Emperyalizmin özü yayılmacılıktır. Emperyalizm, tarihte ortaya çıkmış çok eski bir olgudur. Bu yanıyla, tarihsel süreç içerisinde, her bir toplumsal formasyonda farklı niteliğe bürünmüştür. Roma, Osmanlı, SSCB, (Rus sosyal emperyalizmi) İngiltere, ABD gibi devlet ve imparatorluklar; farklı toplumsal formasyonlarda sömürgeciliğin önemli örneklerini sunarlar. Sömürgeciliğin özünde yayılmacılık olduğunu ifade etmiştik. Sömürgeci güç, sömürge politikasını çeşitli biçimlerde gerçekleştirebilir. Bu yanıyla sömürgeciliğin gerçekleşme biçimleri oldukça farklıdır.
Ekonomik, siyasal, askeri ve kültürel biçimlerin bazen hepsi aynı anda gözlemlenebilirken; bazen tek bir biçim üzerinden de gerçekleşebilir. Sömürgecilik ve sömürü kavramları, çoğu zaman yanlış anlaşılır. Sömürü, kapitalist sınıfın kendi halkına uyguladığı sömürü durumudur. Sömürgecilik ise egemen yabancı bir devletin, başka halklar üzerinde tahakküm ve sömürü durumunu gerçekleştirme halidir. Bu yanıyla sömürgecilik, sömürüyü kapsar ama tersi olanaklı değildir. Köleci emperyalizm, askeri-feodal emperyalizm, serbest piyasa kapitalizmi dönemi emperyalizmi, tekelci kapitalizm dönemindeki emperyalizm ve sosyal emperyalizm; tarihsel süreç içerinde görülen emperyalizm biçimleridir. Özünde yayılmacılık olsa bile, bir toplumsal formasyondaki sömürgecilik ile diğer toplumsal formasyondaki sömürgecilik arasında önemli farklılıklar vardır. Bu toplumsal formasyonlar arasındaki radikal farklılıkları göz ardı etmek, siyasal olarak hatalı çıkarımlar yapmaya sebebiyet verir.
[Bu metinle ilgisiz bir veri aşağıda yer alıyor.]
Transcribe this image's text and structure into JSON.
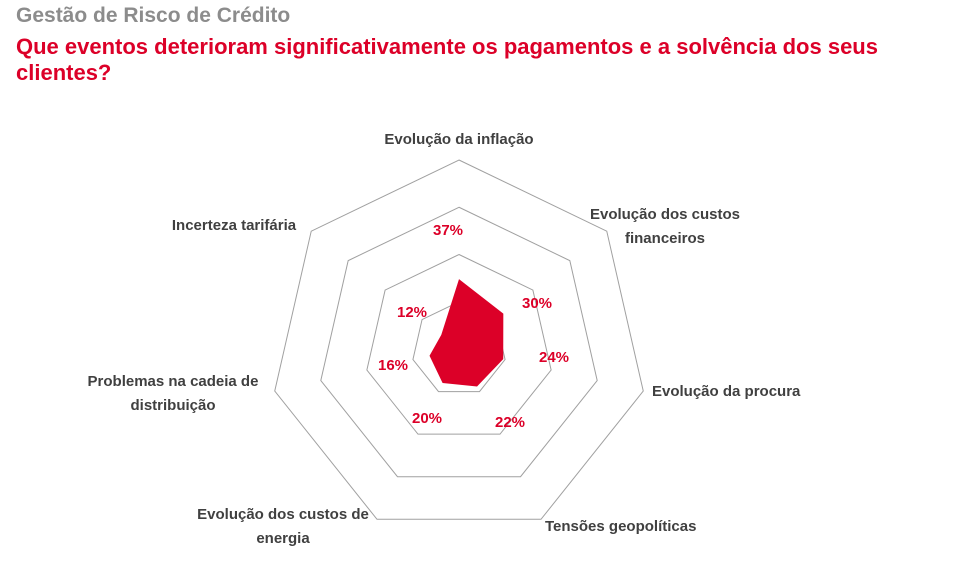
{
  "header": {
    "title": "Gestão de Risco de Crédito",
    "subtitle": "Que eventos deterioram significativamente os pagamentos e a solvência dos seus clientes?"
  },
  "chart_data": {
    "type": "radar",
    "categories": [
      "Evolução da inflação",
      "Evolução dos custos financeiros",
      "Evolução da procura",
      "Tensões geopolíticas",
      "Evolução dos custos de energia",
      "Problemas na cadeia de distribuição",
      "Incerteza tarifária"
    ],
    "values": [
      37,
      30,
      24,
      22,
      20,
      16,
      12
    ],
    "data_labels": [
      "37%",
      "30%",
      "24%",
      "22%",
      "20%",
      "16%",
      "12%"
    ],
    "rlim": [
      0,
      100
    ],
    "grid_rings": [
      25,
      50,
      75,
      100
    ],
    "series_color": "#dc0028",
    "grid_color": "#a0a0a0"
  }
}
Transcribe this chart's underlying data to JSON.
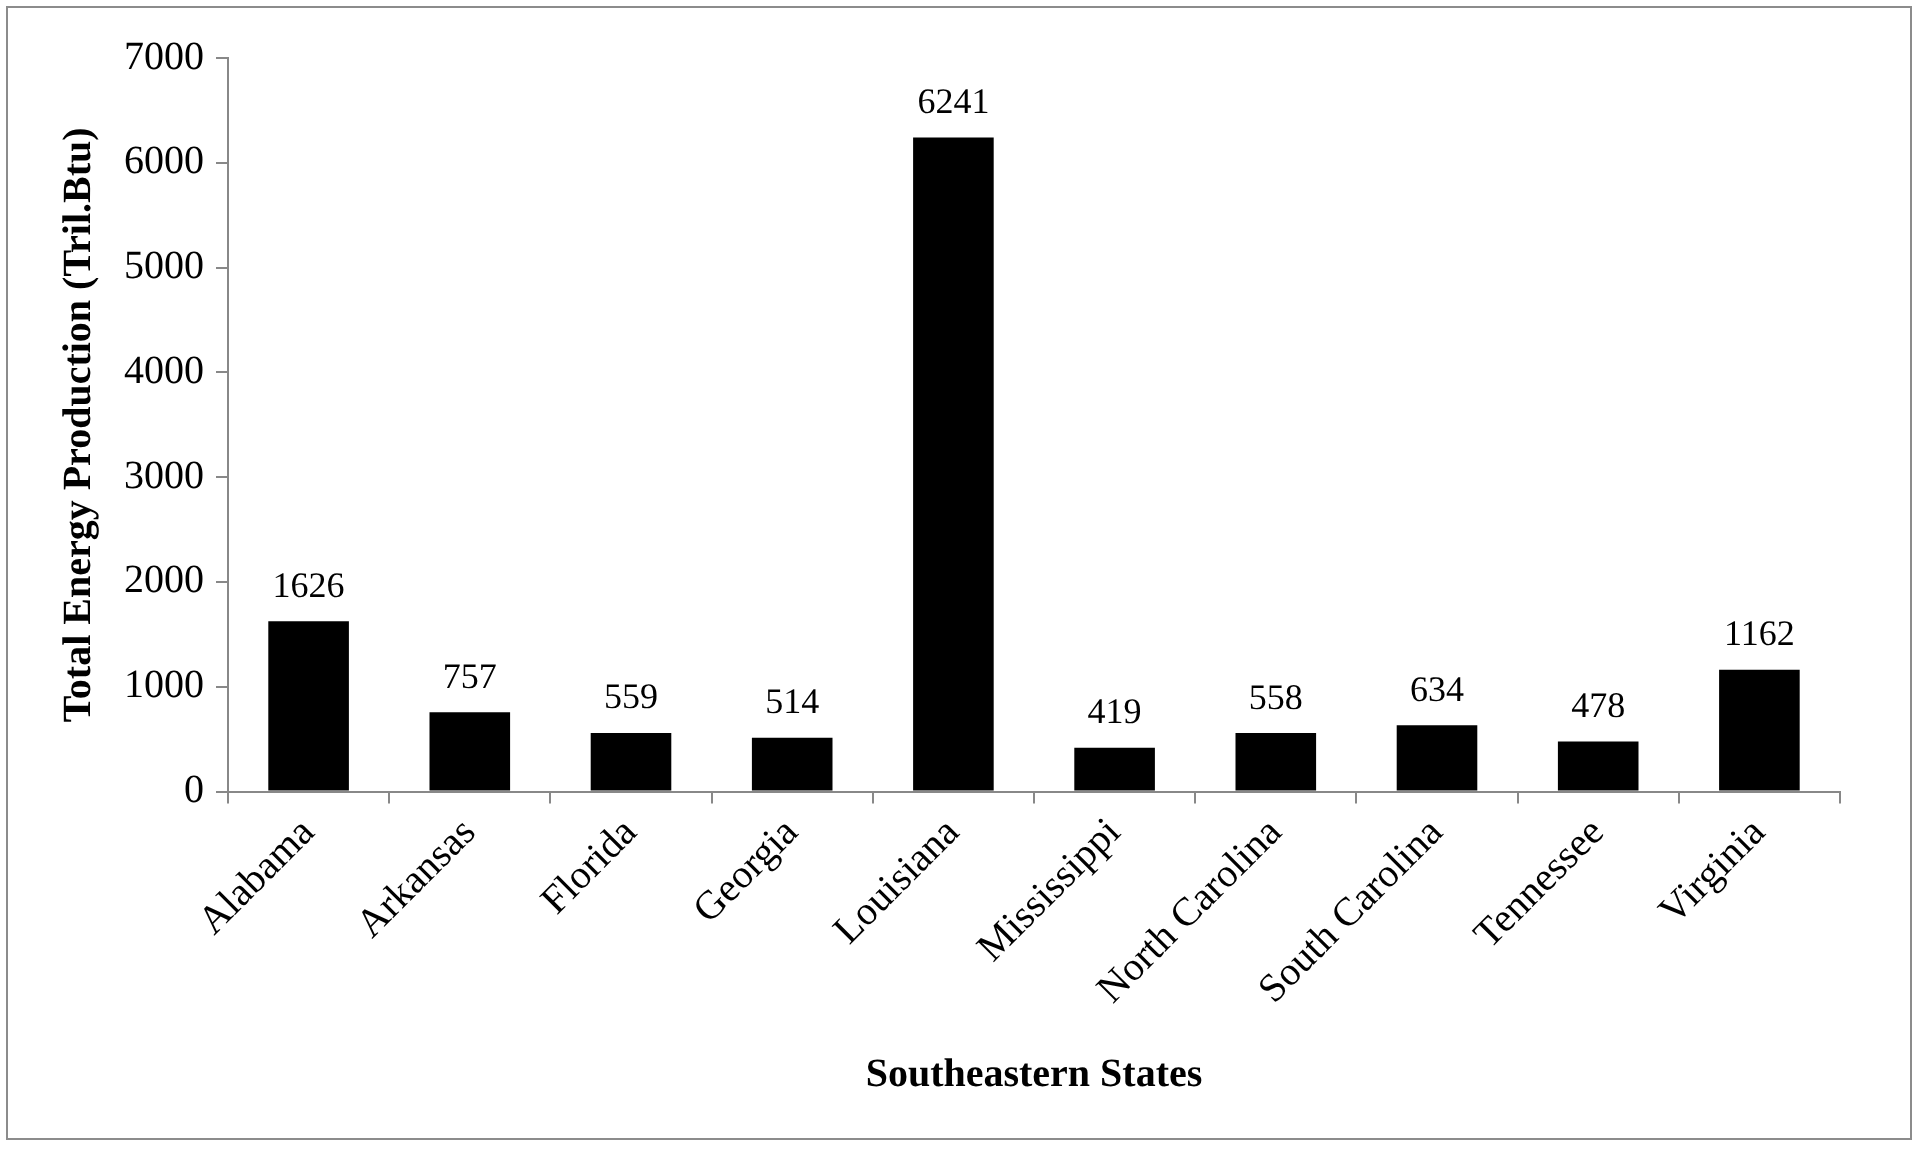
{
  "chart_data": {
    "type": "bar",
    "xlabel": "Southeastern States",
    "ylabel": "Total Energy Production (Tril.Btu)",
    "categories": [
      "Alabama",
      "Arkansas",
      "Florida",
      "Georgia",
      "Louisiana",
      "Mississippi",
      "North Carolina",
      "South Carolina",
      "Tennessee",
      "Virginia"
    ],
    "values": [
      1626,
      757,
      559,
      514,
      6241,
      419,
      558,
      634,
      478,
      1162
    ],
    "color": "#000000",
    "ylim": [
      0,
      7000
    ],
    "yticks": [
      0,
      1000,
      2000,
      3000,
      4000,
      5000,
      6000,
      7000
    ],
    "grid": false,
    "legend": false,
    "data_labels": true
  }
}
Tarihsel süreç boyunca sömürgecilik politikaları incelendiğinde, şöyle bir olguyla karşılaşırız: Sömürgeciler, çeşitli dolayımlarla siyasetlerini rasyonelleştirirler. Osmanlı İmparatorluğu sömürgeciliği, cihat ve fetih ideolojisine dayalıydı. Bu bağlamda İslam’ı yayma argümanı, sömürgeciliği rasyonelleştirme noktasında bir dolayım olarak kullanılmıştır. Günümüzde sömürgecilik siyaseti, başka halklara “medeniyet, demokrasi ve insan hakları” götürme dolayımı üzerinden rasyonelleştirilir.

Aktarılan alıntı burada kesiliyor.